Alan Powell of the British Distillers Alliance, sums it up in a single sentence: “It’s a total catastrophe”. The confusion about the required forms for shipping alcohol makes it almost impossible at the moment to send even a single pallet of spirits on the journey. On both sides of the new border, freighters, producers and trade customers are not prepared to cope with the changed conditions, which also differ from country to country in the EU. While large companies can still ship large quantities of whiskey across borders, small distilleries can hardly find freighters who take on the multiplied formalities.

As an example, the Article in Explica the Isle of Harris Distillery an, wo Simon Erlanger, the managing director there, faces seemingly insurmountable hurdles to get his products into the EU. Even if the example given by Erlanger is about gin, it is probably symptomatic: The German importer has sold out his warehouse and the distillery is currently unable to send new goods to Germany. It fails because the hauliers are unable to state transport costs.
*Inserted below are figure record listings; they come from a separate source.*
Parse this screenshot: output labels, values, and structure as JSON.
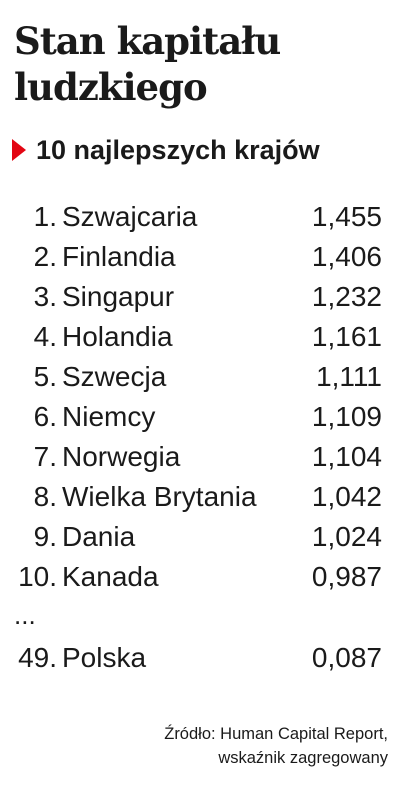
{
  "title": "Stan kapitału ludzkiego",
  "subtitle": "10 najlepszych krajów",
  "table": {
    "rows": [
      [
        "1.",
        "Szwajcaria",
        "1,455"
      ],
      [
        "2.",
        "Finlandia",
        "1,406"
      ],
      [
        "3.",
        "Singapur",
        "1,232"
      ],
      [
        "4.",
        "Holandia",
        "1,161"
      ],
      [
        "5.",
        "Szwecja",
        "1,111"
      ],
      [
        "6.",
        "Niemcy",
        "1,109"
      ],
      [
        "7.",
        "Norwegia",
        "1,104"
      ],
      [
        "8.",
        "Wielka Brytania",
        "1,042"
      ],
      [
        "9.",
        "Dania",
        "1,024"
      ],
      [
        "10.",
        "Kanada",
        "0,987"
      ]
    ],
    "ellipsis": "...",
    "extra_row": [
      "49.",
      "Polska",
      "0,087"
    ]
  },
  "source": [
    "Źródło: Human Capital Report,",
    "wskaźnik zagregowany"
  ]
}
Niall Macalister Hall, CEO of Turkey Mountain Distillers on the Kintyre Peninsula complains that no transport company accepts small deliveries of one or two pallets to the EU. Four different carriers would have been contacted, none of which would accept anything at the moment. Other distilleries with transports to Finland report similar things: rien ne va plus.

Alan Powell of the British Distillers Alliance also does not believe that the situation will improve substantially once the bureaucracy has settled in. Alcohol shipments from the UK to the EU would be much slower and much more expensive than in the past, because the procedure would remain complicated, because even with well-established authorities it would be three times as much work compared to before Brexit. And that would hit the small producers much harder than the big corporations.